Keeping up with medicine is made easier when we share clinical stories with our colleagues. On this page we share brief learnings and articles that have interested our GP liaison team during the month of January. If you come across an article, video or resource you think clinical and management teams should know about, send it to email@example.com.
The doctor's bag is very important and the contents of it vary according to the individual doctor and their pattern of work. There is no standard "doctor's bag." Access to patient records and decision support through a mobile device is of huge value and should be available where possible. At the least a mobile phone should have pre-programmed numbers for ambulance, local hospital, the practice and a colleague or supervisor available.
In response to a recent member request, I've developed this Doctors Bag resource, adapted from a UK resource.
Katie Harris - dietitian from the Pinnacle MHN extended care team in Taupo sent through this interesting report on the value of whole grains and fibre in the diet.
The case for eating carbs has never been stronger, as a New Zealand-led systematic review finds people with a diet high in fibre - specifically whole grains - have lower rates of a range of chronic diet-related diseases. Rates of heart disease - including death, colon cancer and type 2 diabetes were lower in people who eat at least 25g of fibre each day - and benefits increased with intake. Most people consume about 20g of fibre each day. The study, which looked at 40 years of data, looks to inform new global recommendations on fibre intake. There were less clear benefits from eating foods with a low glycaemic index and glycaemic load.
Along with the recent "diet for the planet" published in the Lancet and the Tairawhiti based study showing the impact of a whole food plant based diet, it's pretty clear that "fibre" has a lot of evidence behind it.
The problem is how to get this across to patients.
Dietitians as part of the extended care team, like Katie Harris in Taupo and Sarah Tuki in New Plymouth, undertake a Master's degree after their undergraduate course and are experts in evidenced based nutrition, motivation and patient engagement, as well as tailoring a person's lifestyle to their actual needs.
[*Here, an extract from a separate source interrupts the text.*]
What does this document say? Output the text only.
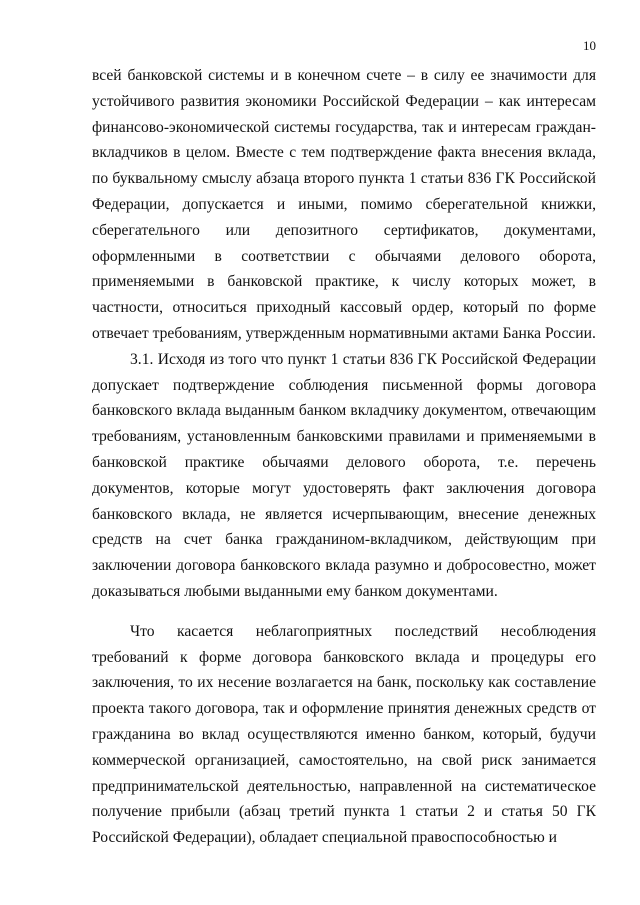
10

всей банковской системы и в конечном счете – в силу ее значимости для устойчивого развития экономики Российской Федерации – как интересам финансово-экономической системы государства, так и интересам граждан-вкладчиков в целом. Вместе с тем подтверждение факта внесения вклада, по буквальному смыслу абзаца второго пункта 1 статьи 836 ГК Российской Федерации, допускается и иными, помимо сберегательной книжки, сберегательного или депозитного сертификатов, документами, оформленными в соответствии с обычаями делового оборота, применяемыми в банковской практике, к числу которых может, в частности, относиться приходный кассовый ордер, который по форме отвечает требованиям, утвержденным нормативными актами Банка России.

3.1. Исходя из того что пункт 1 статьи 836 ГК Российской Федерации допускает подтверждение соблюдения письменной формы договора банковского вклада выданным банком вкладчику документом, отвечающим требованиям, установленным банковскими правилами и применяемыми в банковской практике обычаями делового оборота, т.е. перечень документов, которые могут удостоверять факт заключения договора банковского вклада, не является исчерпывающим, внесение денежных средств на счет банка гражданином-вкладчиком, действующим при заключении договора банковского вклада разумно и добросовестно, может доказываться любыми выданными ему банком документами.

Что касается неблагоприятных последствий несоблюдения требований к форме договора банковского вклада и процедуры его заключения, то их несение возлагается на банк, поскольку как составление проекта такого договора, так и оформление принятия денежных средств от гражданина во вклад осуществляются именно банком, который, будучи коммерческой организацией, самостоятельно, на свой риск занимается предпринимательской деятельностью, направленной на систематическое получение прибыли (абзац третий пункта 1 статьи 2 и статья 50 ГК Российской Федерации), обладает специальной правоспособностью и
It's worthwhile having a "set-piece" discussion at a practice clinical meeting to provide clarity about what diet advice your team gives to patients beyond the mantra "eat food, not too much, mostly plants."
Well - the
jury is not even out yet, they are having a tea and biscuit break whilst more evidence is gathered based on this BMJ "Sixty seconds" article from January 2018.
It makes sense that abstinence will lead to short term improvement in blood glucose and liver function tests (although if you are drinking so much your liver function tests are out of kilter, perhaps a longer term approach is worth thinking about!), but it could be that there is a "rebound effect" in February to make up for lost time, and a reinforcement that alcohol is not an issue because you have demonstrated to yourself you can abstain for a few weeks, when really the social and physical issues remain.
So far there is no evidence that having a "dry January" causes harm, the rebound effect doesn't happen, in fact people self report drinking less six months after a "dry January" and the indications are that it helps people assess their relationship with alcohol. And it's always good to review relationships, especially with your best friends.